- #1

Amentia

- 110

- 5

I am reading the book QFT for the gifted amateur and I have a question concerning how to go from the wave function picture to the Green's function as defined by equations (16.13) and (16.18) at page 147.

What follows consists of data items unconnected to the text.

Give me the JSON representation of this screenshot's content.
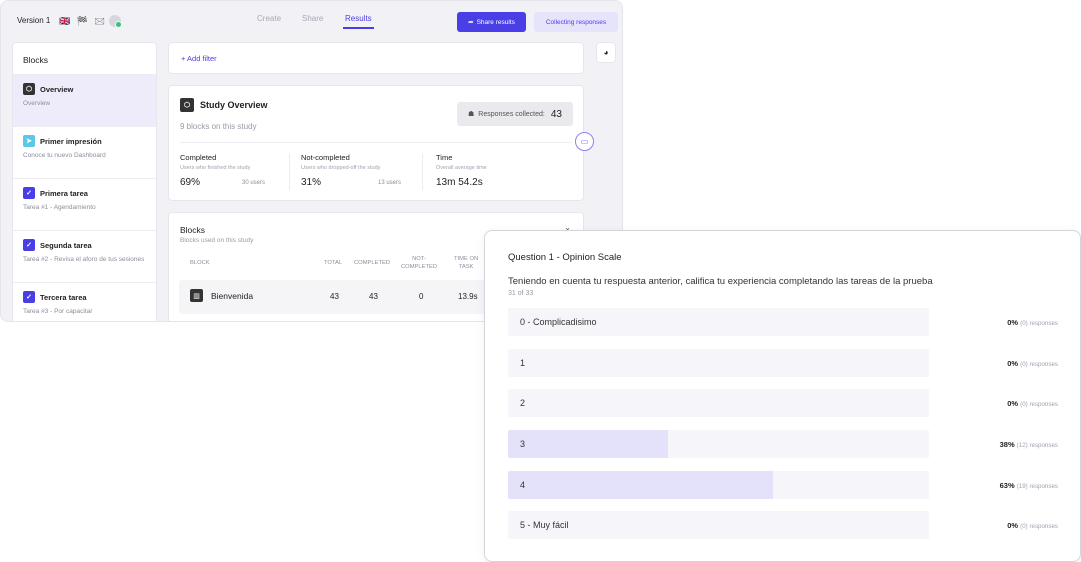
{
  "topbar": {
    "version": "Version 1",
    "flags": "🇬🇧 🏁 🖂",
    "tabs": [
      "Create",
      "Share",
      "Results"
    ],
    "active_tab": "Results",
    "share_button": "Share results",
    "collect_button": "Collecting responses"
  },
  "sidebar": {
    "title": "Blocks",
    "items": [
      {
        "icon": "cube-icon",
        "icon_color": "#333333",
        "title": "Overview",
        "subtitle": "Overview"
      },
      {
        "icon": "cursor-icon",
        "icon_color": "#5ec7e8",
        "title": "Primer impresión",
        "subtitle": "Conoce tu nuevo Dashboard"
      },
      {
        "icon": "check-icon",
        "icon_color": "#4a3ee6",
        "title": "Primera tarea",
        "subtitle": "Tarea #1 - Agendamiento"
      },
      {
        "icon": "check-icon",
        "icon_color": "#4a3ee6",
        "title": "Segunda tarea",
        "subtitle": "Tarea #2 - Revisa el aforo de tus sesiones"
      },
      {
        "icon": "check-icon",
        "icon_color": "#4a3ee6",
        "title": "Tercera tarea",
        "subtitle": "Tarea #3 - Por capacitar"
      }
    ]
  },
  "filter": {
    "add_label": "+ Add filter"
  },
  "overview": {
    "title": "Study Overview",
    "subtitle": "9 blocks on this study",
    "responses_label": "Responses collected:",
    "responses_count": "43",
    "stats": [
      {
        "label": "Completed",
        "desc": "Users who finished the study",
        "value": "69%",
        "users": "30 users"
      },
      {
        "label": "Not-completed",
        "desc": "Users who dropped-off the study",
        "value": "31%",
        "users": "13 users"
      },
      {
        "label": "Time",
        "desc": "Overall average time",
        "value": "13m 54.2s",
        "users": ""
      }
    ]
  },
  "blocks_table": {
    "title": "Blocks",
    "subtitle": "Blocks used on this study",
    "headers": {
      "block": "BLOCK",
      "total": "TOTAL",
      "completed": "COMPLETED",
      "not_completed_1": "NOT-",
      "not_completed_2": "COMPLETED",
      "time_1": "TIME ON",
      "time_2": "TASK"
    },
    "rows": [
      {
        "name": "Bienvenida",
        "total": "43",
        "completed": "43",
        "not_completed": "0",
        "time": "13.9s"
      }
    ]
  },
  "question": {
    "title": "Question 1 - Opinion Scale",
    "text": "Teniendo en cuenta tu respuesta anterior, califica tu experiencia completando las tareas de la prueba",
    "count": "31 of 33",
    "options": [
      {
        "label": "0 - Complicadisimo",
        "percent": 0,
        "pct_text": "0%",
        "responses": "(0) responses"
      },
      {
        "label": "1",
        "percent": 0,
        "pct_text": "0%",
        "responses": "(0) responses"
      },
      {
        "label": "2",
        "percent": 0,
        "pct_text": "0%",
        "responses": "(0) responses"
      },
      {
        "label": "3",
        "percent": 38,
        "pct_text": "38%",
        "responses": "(12) responses"
      },
      {
        "label": "4",
        "percent": 63,
        "pct_text": "63%",
        "responses": "(19) responses"
      },
      {
        "label": "5 - Muy fácil",
        "percent": 0,
        "pct_text": "0%",
        "responses": "(0) responses"
      }
    ]
  },
  "colors": {
    "accent": "#4a3ee6",
    "fill": "#e4e2fb"
  }
}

## \phi(x,t_{x}) = \int dy G^{+}(x,t_{x},y,t_{y})\phi(y,t_{y}) ##

##G^{+}(x,t_{x},y,t_{y}) = \theta(t_{x}-t_{y}) \langle x(t_{x})|y(t_{y})\rangle##

I tried to write ## \phi(x,t_{x})## as a function of ##\phi(y,t_{y}) ## by introducing an integral form for the identity operator:

## \phi(x,t_{x}) = \langle x|\hat{U}(t_{x})|\phi)\rangle ##

## \phi(x,t_{x}) = \int dy \langle x|\hat{U}(t_{x})|y\rangle\langle y|\phi\rangle ##

## \phi(x,t_{x}) = \int dy \langle x|\hat{U}(t_{x})\hat{U}(-t_{y})\hat{U}(t_{y})|y\rangle\langle y|\hat{U}(-t_{y})\hat{U}(t_{y})|\phi\rangle ##

## \phi(x,t_{x}) = \int dy \langle x|\hat{U}(t_{x}-t_{y})\left[\hat{U}(t_{y})|y\rangle\langle y|\hat{U}^{\dagger}(t_{y})\right]\hat{U}(t_{y})|\phi\rangle ##

Now I assume the jacobian of the unitary matrix U (time evolution operator) is 1 so that I rewrite the integral:

## \phi(x,t_{x}) = \int dy \langle x|\hat{U}(t_{x}-t_{y})|y\rangle\langle y|\hat{U}(t_{y})|\phi\rangle ##

## \phi(x,t_{x}) = \int dy \langle x|\hat{U}(t_{x}-t_{y})|y\rangle\phi(y,t_{y}) ##

## \phi(x,t_{x}) = \int dy \langle x(t_{x})|y(t_{y})\rangle\phi(y,t_{y}) ##

So by identification, I get:

##G^{+}(x,t_{x},y,t_{y}) = \langle x(t_{x})|y(t_{y})\rangle##

and my question is: where does the Heaviside function ##\theta(t_{x}-t_{y})## come from in the definition? I do not obtain it from this derivation, unless it was necessary at some point to introduce it in the integral and I failed to see it.